Since the Middle East peace talks broke off last summer, following the failure of U.S. President Bill Clinton’s high-profile Camp David initiative, there have been fears that mounting frustrations would explode in violence. Those fears were realized last week when tensions boiled over in Jerusalem. Over 50 people have been killed in the aftermath of a visit to a disputed shrine by rightwing Israeli leader Ariel Sharon. The violence — virtually a war — has stopped the peace process in its tracks. The fighting cannot be allowed to roll it back.
Few individuals are more despised in the Arab world than Mr. Sharon, leader of the Likud party. He was defense minister in 1982 and oversaw Israel’s invasion of Lebanon, which led to the murder of hundreds of Palestinians when Lebanese Phalangist forces entered the refugee camps of Sabra and Shatilla. He was forced from office when an official Israeli government inquiry found him responsible for the killings. His political career was resurrected after the defeat of his Likud rival, former Prime Minister Benjamin Netanyahu, in elections by Prime Minister Ehud Barak. The two men are now fighting for control of their party.
The violence began after Mr. Sharon visited the Old City of Jerusalem. He led a group of Israelis to the Temple Mount, considered by Jews to be the most sacred site in the world. The temple was destroyed by Romans and on its ruins Muslims later built the Haram As-Sharif mosque, a shrine that is just as holy to the followers of Islam. Muslims administer the site, but Jews are allowed to visit the Temple Mount. Mr. Sharon’s visit was intended to reaffirm Israel’s sovereignty over the site — a pointless effort, since Israel’s claim to the Temple Mount has not been challenged.
Violence followed immediately, and it spread quickly throughout Palestinian territory in the West Bank and Gaza Strip. It has also escalated in intensity, graduating from rock-throwing to the use of automatic weapons. Israel has deployed tanks and helicopter gunships. The death toll now exceeds 50 and over 1,000 people have been injured. In one heart-rending scene captured on film, a young Arab boy was shot and killed while cowering in his father’s arms. Arabs in Israel have called a general strike in support of the Palestinians. Tensions between Israel’s Jewish and Arab communities have reached intolerable levels as decades of grievances are being vented.

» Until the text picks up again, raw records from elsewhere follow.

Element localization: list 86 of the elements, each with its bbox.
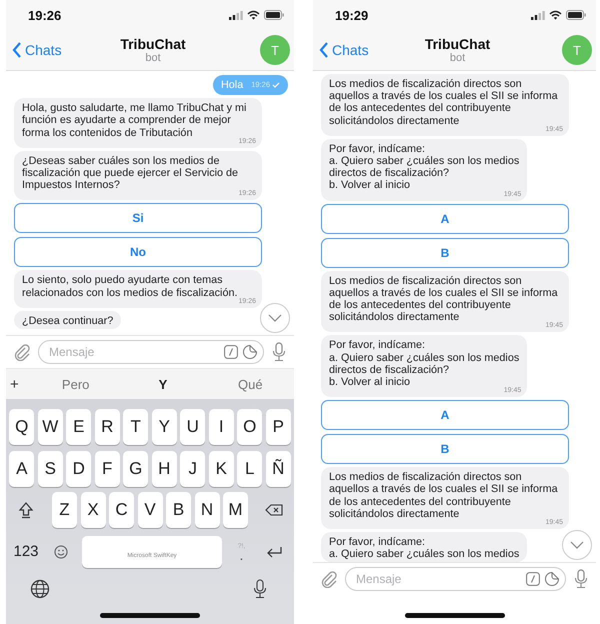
- keyboard-key[interactable]: P: [266, 409, 291, 445]
- back-button[interactable]: Chats: [12, 42, 90, 58]
- word-suggestion[interactable]: Y: [119, 376, 207, 392]
- message-input-field[interactable]: Mensaje: [38, 340, 264, 364]
- keyboard-key[interactable]: W: [38, 409, 63, 445]
- microphone-button[interactable]: [270, 340, 288, 364]
- signal-icon: [531, 10, 545, 20]
- message-text: Los medios de fiscalización directos son aquellos a través de los cuales el SII se informa de los antecedentes del contribuyente solicitándolos directamente: [329, 274, 558, 324]
- chevron-left-icon: [12, 42, 22, 58]
- reply-button[interactable]: Si: [14, 203, 262, 234]
- keyboard-key[interactable]: G: [123, 450, 148, 486]
- keyboard-key[interactable]: K: [208, 450, 234, 486]
- keyboard-key[interactable]: V: [138, 492, 162, 528]
- slash-command-icon: [526, 572, 540, 586]
- reply-button[interactable]: No: [14, 237, 262, 268]
- keyboard-key[interactable]: X: [80, 492, 106, 528]
- keyboard-key[interactable]: M: [223, 492, 248, 528]
- backspace-icon: [265, 504, 283, 516]
- message-text: ¿Desea continuar?: [22, 314, 114, 328]
- message-text: Hola: [221, 79, 244, 92]
- microphone-icon: [574, 569, 588, 589]
- keyboard-key[interactable]: Z: [52, 492, 77, 528]
- keyboard-key[interactable]: I: [208, 409, 234, 445]
- keyboard-key[interactable]: Y: [152, 409, 177, 445]
- chat-title: TribuChat: [424, 36, 490, 52]
- chevron-down-icon: [268, 314, 282, 322]
- return-icon: [265, 544, 283, 558]
- signal-icon: [229, 10, 243, 20]
- message-text: Por favor, indícame: a. Quiero saber ¿cuáles son los medios: [329, 536, 520, 560]
- wifi-icon: [247, 10, 260, 20]
- battery-icon: [264, 10, 284, 20]
- paperclip-icon: [14, 343, 30, 361]
- keyboard-key[interactable]: F: [94, 450, 120, 486]
- reply-button[interactable]: A: [321, 400, 569, 430]
- wifi-icon: [549, 10, 562, 20]
- reply-button[interactable]: B: [321, 238, 569, 268]
- shift-icon: [18, 501, 34, 519]
- numbers-key[interactable]: 123: [13, 543, 39, 560]
- keyboard-key[interactable]: J: [180, 450, 206, 486]
- reply-button[interactable]: B: [321, 434, 569, 464]
- status-time: 19:29: [335, 8, 368, 22]
- keyboard-key[interactable]: L: [237, 450, 262, 486]
- keyboard-key[interactable]: A: [9, 450, 34, 486]
- word-suggestion[interactable]: Qué: [206, 376, 294, 392]
- message-text: ¿Deseas saber cuáles son los medios de fiscalización que puede ejercer el Servicio de Impuestos Internos?: [22, 154, 239, 192]
- message-text: Por favor, indícame: a. Quiero saber ¿cuáles son los medios directos de fiscalización? b. Volver al inicio: [329, 142, 520, 192]
- check-icon: [272, 82, 280, 88]
- add-suggestion-button[interactable]: +: [6, 376, 32, 392]
- message-text: Por favor, indícame: a. Quiero saber ¿cuáles son los medios directos de fiscalización? b. Volver al inicio: [329, 339, 520, 388]
- message-text: Lo siento, solo puedo ayudarte con temas relacionados con los medios de fiscalización.: [22, 274, 238, 299]
- keyboard-key[interactable]: S: [38, 450, 63, 486]
- sticker-icon: [544, 571, 560, 587]
- keyboard-key[interactable]: B: [166, 492, 191, 528]
- smiley-icon: [54, 544, 68, 558]
- keyboard-key[interactable]: E: [66, 409, 92, 445]
- microphone-icon: [272, 342, 286, 362]
- chevron-left-icon: [319, 42, 329, 58]
- paperclip-icon: [321, 570, 337, 588]
- battery-icon: [566, 10, 586, 20]
- keyboard-key[interactable]: R: [94, 409, 120, 445]
- keyboard-key[interactable]: Ñ: [266, 450, 291, 486]
- sticker-icon: [242, 344, 258, 360]
- keyboard-key[interactable]: D: [66, 450, 92, 486]
- chat-subtitle: bot: [145, 52, 161, 64]
- chat-subtitle: bot: [450, 52, 466, 64]
- keyboard-key[interactable]: C: [109, 492, 134, 528]
- keyboard-key[interactable]: Q: [9, 409, 34, 445]
- microphone-icon: [253, 579, 267, 599]
- chat-title: TribuChat: [120, 36, 186, 52]
- chevron-down-icon: [570, 541, 584, 549]
- message-text: Los medios de fiscalización directos son aquellos a través de los cuales el SII se informa de los antecedentes del contribuyente solicitándolos directamente: [329, 471, 558, 520]
- keyboard-key[interactable]: T: [123, 409, 148, 445]
- keyboard-key[interactable]: O: [237, 409, 262, 445]
- message-text: Los medios de fiscalización directos son aquellos a través de los cuales el SII se informa de los antecedentes del contribuyente solicitándolos directamente: [329, 78, 558, 127]
- message-input-field[interactable]: Mensaje: [345, 567, 566, 591]
- message-text: Hola, gusto saludarte, me llamo TribuChat y mi función es ayudarte a comprender de mejor forma los contenidos de Tributación: [22, 102, 246, 139]
- status-time: 19:26: [28, 8, 62, 22]
- reply-button[interactable]: A: [321, 204, 569, 234]
- word-suggestion[interactable]: Pero: [32, 376, 120, 392]
- keyboard-key[interactable]: H: [152, 450, 177, 486]
- globe-icon: [30, 579, 50, 599]
- slash-command-icon: [224, 345, 238, 359]
- microphone-button[interactable]: [572, 567, 590, 591]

Palestinian Authority President Yasser Arafat had hoped to use the threat of violence to strengthen his hand in negotiations with Mr. Barak. He has badly miscalculated. The anger felt by Palestinians cannot be controlled. There is evidence that Palestinian security forces attempted to enforce the ceasefire agreed upon on Tuesday, but the anger that is driving the protesters cannot be contained. In such circumstances, a collapse of the ceasefire was inevitable.
Mr. Barak and Mr. Arafat are meeting with U.S. Secretary of State Madeleine Albright in Paris, but there are few hopes of ending the stalemate. While all involved have now had a taste of what a full-scale breakdown in the peace process would mean, the room for compromise has been diminished.
Mr. Barak has made it plain that he will not be forced to negotiate by the threat of violence. Mr. Arafat’s willingness to play that card, coming only days after he met with the Israeli prime minister, may have damaged his credibility with the man with whom he must strike a deal. The Israeli prime minister has also been weakened domestically. Any agreement must be approved by the Israeli Parliament and the Israeli people. The violence only hardens Israeli fears about the reliability of Palestinians as a partner in peace.
Finally, the fighting has reinforced suspicions and arguments over control of Jerusalem, the single most divisive issue in the peace talks. Muslims have made it plain that they have a powerful emotional claim to the holy sites in the Old City. Israelis will counter that they must have control over Temple Mount out of fear of being excluded. It is increasingly apparent that the city will have to be divided or put under some form of international control if there is to be a genuine peace.
The threat of a serious breakdown in the peace process is real. The trust that has provided a foundation for progress has been stretched to the breaking point. It is unclear whether Mr. Arafat can control the furies he has unleashed. Governments in neighboring countries are reportedly worried about unrest as their own citizens make common cause with the Palestinians. Those fears must drive the negotiators to work for peace. This unrest is a hint of what is in store if they break down for good.